In today’s gospel, Jesus taught his disciples “In everything do to others as you would have them do to you; for this is the law and the prophets.” This declaration is the summit of Jesus’ Sermon on the Mount. Jesus wants his disciples to value fraternal reciprocity and to allow love to govern their relationships with each other. The Golden Rule as articulated by Jesus confers on Christians an obligation of “agape” towards fellow humans, irrespective of religious, ideological, socio-political and cultural differences. There are neither conditions nor limits to the practice of this Christian imperative. It is a rule that transcends all times and places. It is valid for all seasons.
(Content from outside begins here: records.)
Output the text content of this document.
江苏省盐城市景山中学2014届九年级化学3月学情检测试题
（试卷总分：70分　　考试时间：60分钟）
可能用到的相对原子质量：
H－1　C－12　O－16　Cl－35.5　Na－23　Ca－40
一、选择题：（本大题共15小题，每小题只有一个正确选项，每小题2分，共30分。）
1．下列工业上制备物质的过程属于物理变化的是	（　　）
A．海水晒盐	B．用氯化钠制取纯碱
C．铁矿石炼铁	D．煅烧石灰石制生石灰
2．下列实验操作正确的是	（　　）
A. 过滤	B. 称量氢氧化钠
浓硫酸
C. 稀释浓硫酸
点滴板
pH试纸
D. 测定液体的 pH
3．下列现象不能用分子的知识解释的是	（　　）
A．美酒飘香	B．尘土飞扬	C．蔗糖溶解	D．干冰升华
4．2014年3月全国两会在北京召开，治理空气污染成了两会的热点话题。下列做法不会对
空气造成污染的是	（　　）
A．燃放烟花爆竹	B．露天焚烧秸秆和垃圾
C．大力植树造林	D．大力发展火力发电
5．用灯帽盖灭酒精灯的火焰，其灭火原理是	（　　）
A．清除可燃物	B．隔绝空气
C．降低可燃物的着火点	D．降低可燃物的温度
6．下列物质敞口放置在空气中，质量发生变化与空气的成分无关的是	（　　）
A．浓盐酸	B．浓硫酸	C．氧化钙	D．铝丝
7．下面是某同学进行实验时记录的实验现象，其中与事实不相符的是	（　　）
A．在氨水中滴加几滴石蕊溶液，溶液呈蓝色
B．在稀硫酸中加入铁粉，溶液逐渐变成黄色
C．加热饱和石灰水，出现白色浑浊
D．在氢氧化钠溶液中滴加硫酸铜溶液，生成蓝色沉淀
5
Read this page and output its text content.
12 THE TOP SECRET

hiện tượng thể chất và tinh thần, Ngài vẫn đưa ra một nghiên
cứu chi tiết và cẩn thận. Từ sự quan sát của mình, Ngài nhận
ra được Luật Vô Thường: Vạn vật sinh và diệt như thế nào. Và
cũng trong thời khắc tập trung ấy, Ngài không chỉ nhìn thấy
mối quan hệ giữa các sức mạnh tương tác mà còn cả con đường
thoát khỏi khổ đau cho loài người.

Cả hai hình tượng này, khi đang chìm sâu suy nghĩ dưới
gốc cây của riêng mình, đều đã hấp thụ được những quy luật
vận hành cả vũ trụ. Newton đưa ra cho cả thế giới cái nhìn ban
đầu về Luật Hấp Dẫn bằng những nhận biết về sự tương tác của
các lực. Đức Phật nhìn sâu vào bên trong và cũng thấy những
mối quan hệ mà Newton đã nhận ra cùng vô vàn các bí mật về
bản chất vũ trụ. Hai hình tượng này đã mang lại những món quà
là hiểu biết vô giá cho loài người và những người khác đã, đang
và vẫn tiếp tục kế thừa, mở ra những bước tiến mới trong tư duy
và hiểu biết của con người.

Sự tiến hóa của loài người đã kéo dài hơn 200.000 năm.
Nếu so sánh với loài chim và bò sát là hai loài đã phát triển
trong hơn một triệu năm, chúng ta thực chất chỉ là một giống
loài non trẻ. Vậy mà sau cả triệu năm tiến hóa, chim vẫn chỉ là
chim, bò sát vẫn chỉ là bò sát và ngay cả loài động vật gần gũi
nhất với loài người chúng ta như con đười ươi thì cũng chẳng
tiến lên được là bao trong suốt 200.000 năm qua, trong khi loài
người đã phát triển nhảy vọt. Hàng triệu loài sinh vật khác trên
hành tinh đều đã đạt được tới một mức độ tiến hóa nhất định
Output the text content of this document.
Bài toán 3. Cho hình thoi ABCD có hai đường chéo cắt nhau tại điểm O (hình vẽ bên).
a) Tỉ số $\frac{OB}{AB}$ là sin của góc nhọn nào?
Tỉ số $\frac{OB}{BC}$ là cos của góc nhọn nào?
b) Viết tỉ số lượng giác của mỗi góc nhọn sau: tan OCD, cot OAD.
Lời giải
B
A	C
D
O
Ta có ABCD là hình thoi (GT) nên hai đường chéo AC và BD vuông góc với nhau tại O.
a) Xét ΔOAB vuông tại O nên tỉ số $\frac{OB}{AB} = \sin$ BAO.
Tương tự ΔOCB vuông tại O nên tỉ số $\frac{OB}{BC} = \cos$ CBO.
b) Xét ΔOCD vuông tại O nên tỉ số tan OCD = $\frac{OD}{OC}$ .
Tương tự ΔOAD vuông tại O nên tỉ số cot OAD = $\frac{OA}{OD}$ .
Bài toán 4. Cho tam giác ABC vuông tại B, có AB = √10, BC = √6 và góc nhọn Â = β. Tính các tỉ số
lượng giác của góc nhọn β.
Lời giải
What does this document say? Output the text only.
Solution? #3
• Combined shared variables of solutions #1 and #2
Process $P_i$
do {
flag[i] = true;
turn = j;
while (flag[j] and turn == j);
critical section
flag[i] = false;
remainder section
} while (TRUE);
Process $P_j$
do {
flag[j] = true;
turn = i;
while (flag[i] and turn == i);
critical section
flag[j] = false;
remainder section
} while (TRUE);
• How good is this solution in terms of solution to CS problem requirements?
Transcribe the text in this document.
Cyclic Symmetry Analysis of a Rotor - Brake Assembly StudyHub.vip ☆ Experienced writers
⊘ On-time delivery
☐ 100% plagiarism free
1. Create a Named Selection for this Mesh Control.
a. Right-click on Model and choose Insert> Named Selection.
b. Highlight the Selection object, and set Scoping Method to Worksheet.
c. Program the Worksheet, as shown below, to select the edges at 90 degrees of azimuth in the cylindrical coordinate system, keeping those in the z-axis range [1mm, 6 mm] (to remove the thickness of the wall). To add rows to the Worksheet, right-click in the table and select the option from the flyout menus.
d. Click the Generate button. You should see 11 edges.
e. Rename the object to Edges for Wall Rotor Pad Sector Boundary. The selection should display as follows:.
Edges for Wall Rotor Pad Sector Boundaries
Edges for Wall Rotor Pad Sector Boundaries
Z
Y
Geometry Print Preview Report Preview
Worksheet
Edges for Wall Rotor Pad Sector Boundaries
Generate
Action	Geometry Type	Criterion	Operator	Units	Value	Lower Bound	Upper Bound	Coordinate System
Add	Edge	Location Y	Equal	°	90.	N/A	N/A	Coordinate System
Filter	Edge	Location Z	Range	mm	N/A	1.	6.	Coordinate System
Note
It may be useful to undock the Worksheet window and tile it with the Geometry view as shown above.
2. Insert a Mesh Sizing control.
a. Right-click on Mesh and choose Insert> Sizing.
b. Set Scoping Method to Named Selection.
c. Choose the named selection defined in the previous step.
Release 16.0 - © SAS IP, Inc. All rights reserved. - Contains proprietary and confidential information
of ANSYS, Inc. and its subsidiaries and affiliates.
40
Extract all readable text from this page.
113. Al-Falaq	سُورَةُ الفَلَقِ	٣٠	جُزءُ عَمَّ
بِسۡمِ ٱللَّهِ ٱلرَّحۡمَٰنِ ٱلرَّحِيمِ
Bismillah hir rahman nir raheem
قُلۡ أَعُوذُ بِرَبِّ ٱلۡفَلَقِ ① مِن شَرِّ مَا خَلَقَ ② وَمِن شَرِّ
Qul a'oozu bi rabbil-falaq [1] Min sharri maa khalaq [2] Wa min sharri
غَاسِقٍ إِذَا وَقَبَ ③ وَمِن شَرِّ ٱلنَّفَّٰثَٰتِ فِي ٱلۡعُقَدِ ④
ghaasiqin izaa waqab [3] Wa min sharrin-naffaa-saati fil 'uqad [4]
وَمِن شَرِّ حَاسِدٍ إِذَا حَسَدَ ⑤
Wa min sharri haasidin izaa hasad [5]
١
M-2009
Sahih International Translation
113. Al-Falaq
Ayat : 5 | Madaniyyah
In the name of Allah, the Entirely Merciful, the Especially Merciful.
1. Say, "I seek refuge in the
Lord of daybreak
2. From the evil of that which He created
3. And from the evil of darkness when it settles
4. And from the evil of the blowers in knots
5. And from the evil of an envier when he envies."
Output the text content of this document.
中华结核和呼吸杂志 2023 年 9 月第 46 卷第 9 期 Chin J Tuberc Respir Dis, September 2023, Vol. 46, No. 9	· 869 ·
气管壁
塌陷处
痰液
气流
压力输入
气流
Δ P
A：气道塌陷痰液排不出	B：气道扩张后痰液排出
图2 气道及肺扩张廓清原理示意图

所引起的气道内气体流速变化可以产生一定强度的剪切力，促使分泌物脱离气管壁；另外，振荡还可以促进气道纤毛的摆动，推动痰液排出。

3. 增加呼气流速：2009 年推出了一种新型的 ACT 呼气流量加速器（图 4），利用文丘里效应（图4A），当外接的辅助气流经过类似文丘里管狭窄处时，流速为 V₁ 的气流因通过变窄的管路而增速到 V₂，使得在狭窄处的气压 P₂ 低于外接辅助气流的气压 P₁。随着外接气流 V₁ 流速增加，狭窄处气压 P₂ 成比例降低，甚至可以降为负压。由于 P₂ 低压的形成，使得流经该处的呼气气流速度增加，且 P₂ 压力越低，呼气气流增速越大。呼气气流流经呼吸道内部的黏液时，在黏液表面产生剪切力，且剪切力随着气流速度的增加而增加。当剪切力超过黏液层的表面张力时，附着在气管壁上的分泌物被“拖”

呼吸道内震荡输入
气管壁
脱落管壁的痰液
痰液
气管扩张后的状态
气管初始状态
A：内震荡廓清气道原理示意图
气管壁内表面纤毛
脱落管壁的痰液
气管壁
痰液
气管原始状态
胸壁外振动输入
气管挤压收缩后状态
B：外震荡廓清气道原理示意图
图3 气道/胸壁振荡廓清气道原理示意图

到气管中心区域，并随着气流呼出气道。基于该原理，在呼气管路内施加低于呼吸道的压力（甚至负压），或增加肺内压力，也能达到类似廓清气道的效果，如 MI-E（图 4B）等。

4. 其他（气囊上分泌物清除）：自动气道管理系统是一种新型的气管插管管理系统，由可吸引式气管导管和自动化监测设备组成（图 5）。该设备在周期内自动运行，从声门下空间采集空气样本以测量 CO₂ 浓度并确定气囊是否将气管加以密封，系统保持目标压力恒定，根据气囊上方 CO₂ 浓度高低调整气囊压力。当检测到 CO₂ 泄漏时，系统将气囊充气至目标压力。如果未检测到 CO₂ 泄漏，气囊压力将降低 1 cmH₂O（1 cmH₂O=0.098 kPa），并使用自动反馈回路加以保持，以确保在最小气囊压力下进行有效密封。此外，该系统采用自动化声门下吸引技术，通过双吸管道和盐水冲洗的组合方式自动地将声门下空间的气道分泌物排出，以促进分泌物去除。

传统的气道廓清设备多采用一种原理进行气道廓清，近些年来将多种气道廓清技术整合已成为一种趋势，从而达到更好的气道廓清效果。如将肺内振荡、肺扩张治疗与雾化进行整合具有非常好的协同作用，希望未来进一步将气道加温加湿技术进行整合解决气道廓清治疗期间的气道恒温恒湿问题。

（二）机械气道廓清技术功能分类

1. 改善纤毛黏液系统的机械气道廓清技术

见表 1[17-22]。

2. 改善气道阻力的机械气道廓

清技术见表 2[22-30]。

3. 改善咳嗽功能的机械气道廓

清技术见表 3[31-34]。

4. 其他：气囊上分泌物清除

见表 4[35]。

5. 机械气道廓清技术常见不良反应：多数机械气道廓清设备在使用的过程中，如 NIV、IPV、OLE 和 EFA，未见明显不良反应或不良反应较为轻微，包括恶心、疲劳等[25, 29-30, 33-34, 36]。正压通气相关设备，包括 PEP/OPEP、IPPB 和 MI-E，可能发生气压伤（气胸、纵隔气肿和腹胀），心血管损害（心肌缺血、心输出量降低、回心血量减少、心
But sometimes, we do not always live out the Golden Rule in the way we treat others. We rarely pause to think about how our actions and words impact others. The Golden Rule demands that we step into the shoes of the other and ask ourselves “Would I wish to be treated in the same way?” Jesus Christ stepped into the shoes of humanity through his incarnation. Since Christ understands the human condition, he treats us with love and responds in love when we pray. In prayer, we enter into communion with God through Jesus and by the power of the Holy Spirit. It is not a communion in which God is unaware of our needs and situations. Rather, the presence of God is illumined in every situation, grace is given to every struggle, doors are opened to new possibilities, and a good gift is granted to each request – all this, simply because God treats us with love.
“In everything do to others as you would have them do to you.” The Golden Rule is a rule for all seasons and Lent is not an exception. Lent is a time for spiritual renewal of our relationships with God, with creation and with fellow humans. As we continue on our Lenten journey, we are invited to reflect on the Christian commitment to treat every human person with love and dignity. Perhaps the starting point for this reflection would be to ask ourselves: “Do I treat others as I would like to be treated?”